Chilisorten gibt es mehr als Dialekte. Zwischen Chilis aus Mexiko und Aji aus Peru gibt es große Unterschiede. Und natürlich schwört jede Nation auf ihr eigenes Gewürz. Das argentinische Chimi­churri ist eine klassische Sauce als Begleitung zu gegrilltem Rindfleisch. Jeder hat dafür ein anderes Rezept. In Peru hört es auf den Namen Culantro. Koriander wird dafür viel und häufig verwendet. Basilikum gibt es hingegen kaum.

X
Xocolatl

Den Inkas verdanken die großen Schokokonzerne ihre Profitabilität. Eigentlich war es ein bitteres Getränk, in dem die Frucht des Kakaobaums zuerst auftauchte. Pfeffer kam hinzu, und das Ganze diente nicht als Dessert, sondern als Stärkung mit wohltuenden Nebenwirkungen. Mittlerweile hat sich der Schauplatz der Kakao-Industrie nach Afrika verlagert. Die Kakaobohne wird im Regenwald Amazoniens allerdings weiter geerntet. Was einen Vorteil hat: Der Kakaobaum gedeiht nur im Schatten anderer – größerer – Bäume, und das ist ein gutes Argument gegen die weitere Rodung des Waldes. Schokolade spielt in Südamerika übrigens weiterhin vornehmlich als Getränk eine Rolle.

Y
Yamswurzel

Ihr fast blütenweißes Fleisch, das ein eher unscheinbares Aroma hat (und deshalb beliebt ist als Babykost), ist eine wunderbare Basis für allerlei Formen des Miteinanders mit Saucen, Reduktionen und anderem, wie es Alex Atala in seinem Buch über die Küche des „D.O.M“ beschreibt.

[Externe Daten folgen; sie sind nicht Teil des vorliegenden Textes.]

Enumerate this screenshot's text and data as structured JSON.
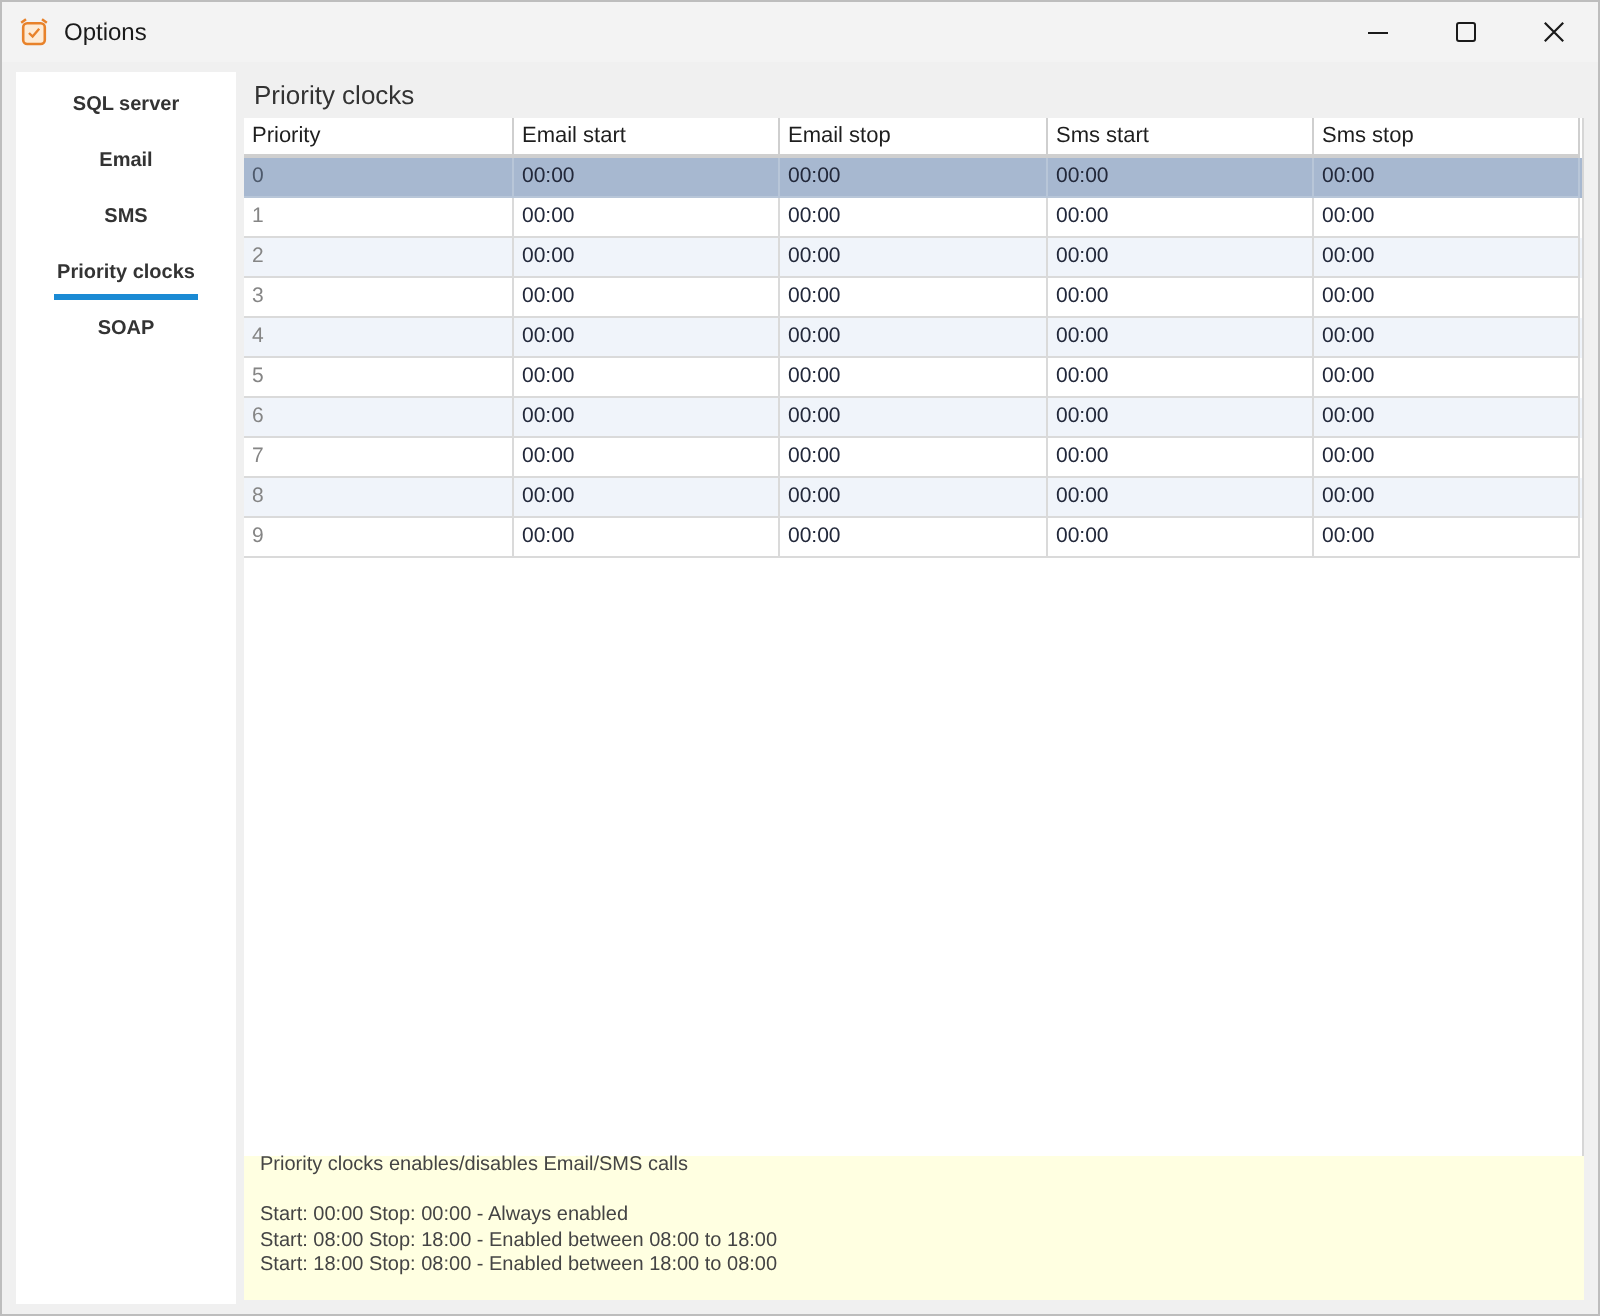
{
  "window": {
    "title": "Options"
  },
  "sidebar": {
    "items": [
      {
        "label": "SQL server",
        "selected": false
      },
      {
        "label": "Email",
        "selected": false
      },
      {
        "label": "SMS",
        "selected": false
      },
      {
        "label": "Priority clocks",
        "selected": true
      },
      {
        "label": "SOAP",
        "selected": false
      }
    ]
  },
  "priority_clocks": {
    "title": "Priority clocks",
    "table": {
      "columns": [
        "Priority",
        "Email start",
        "Email stop",
        "Sms start",
        "Sms stop"
      ],
      "rows": [
        {
          "cells": [
            "0",
            "00:00",
            "00:00",
            "00:00",
            "00:00"
          ],
          "selected": true
        },
        {
          "cells": [
            "1",
            "00:00",
            "00:00",
            "00:00",
            "00:00"
          ],
          "selected": false
        },
        {
          "cells": [
            "2",
            "00:00",
            "00:00",
            "00:00",
            "00:00"
          ],
          "selected": false
        },
        {
          "cells": [
            "3",
            "00:00",
            "00:00",
            "00:00",
            "00:00"
          ],
          "selected": false
        },
        {
          "cells": [
            "4",
            "00:00",
            "00:00",
            "00:00",
            "00:00"
          ],
          "selected": false
        },
        {
          "cells": [
            "5",
            "00:00",
            "00:00",
            "00:00",
            "00:00"
          ],
          "selected": false
        },
        {
          "cells": [
            "6",
            "00:00",
            "00:00",
            "00:00",
            "00:00"
          ],
          "selected": false
        },
        {
          "cells": [
            "7",
            "00:00",
            "00:00",
            "00:00",
            "00:00"
          ],
          "selected": false
        },
        {
          "cells": [
            "8",
            "00:00",
            "00:00",
            "00:00",
            "00:00"
          ],
          "selected": false
        },
        {
          "cells": [
            "9",
            "00:00",
            "00:00",
            "00:00",
            "00:00"
          ],
          "selected": false
        }
      ]
    },
    "info": {
      "heading": "Priority clocks enables/disables Email/SMS calls",
      "lines": [
        "Start: 00:00 Stop: 00:00 - Always enabled",
        "Start: 08:00 Stop: 18:00 - Enabled between 08:00 to 18:00",
        "Start: 18:00 Stop: 08:00 - Enabled between 18:00 to 08:00"
      ]
    }
  }
}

Yamswurzeln gibt es in Brasilien an jedem Gemüsestand.

Z
Zitrus
Importprodukt der Kolonialisierung. In Brasilien gibt es viele Limettensorten, besonders beliebt wegen ihrer Süße sind persische Limetten. Auch in Peru ist die Limette eine wesentliche Zutat von Essen und Trinken. Reisende sollten übermäßigen Konsum von Ceviche, die in Limettensaft schwimmt (Chili und Zwiebel machen es nicht eben bekömmlicher), sowie mehr als vier Pisco Sours pro ­Mittag und Abend kritisch überprüfen. Wenn es zu spät ist, drohen ob des Zuviels an Limettensaft körperliche Reaktionen, die länger andauern können als die Reise nach Peru gebucht wurde.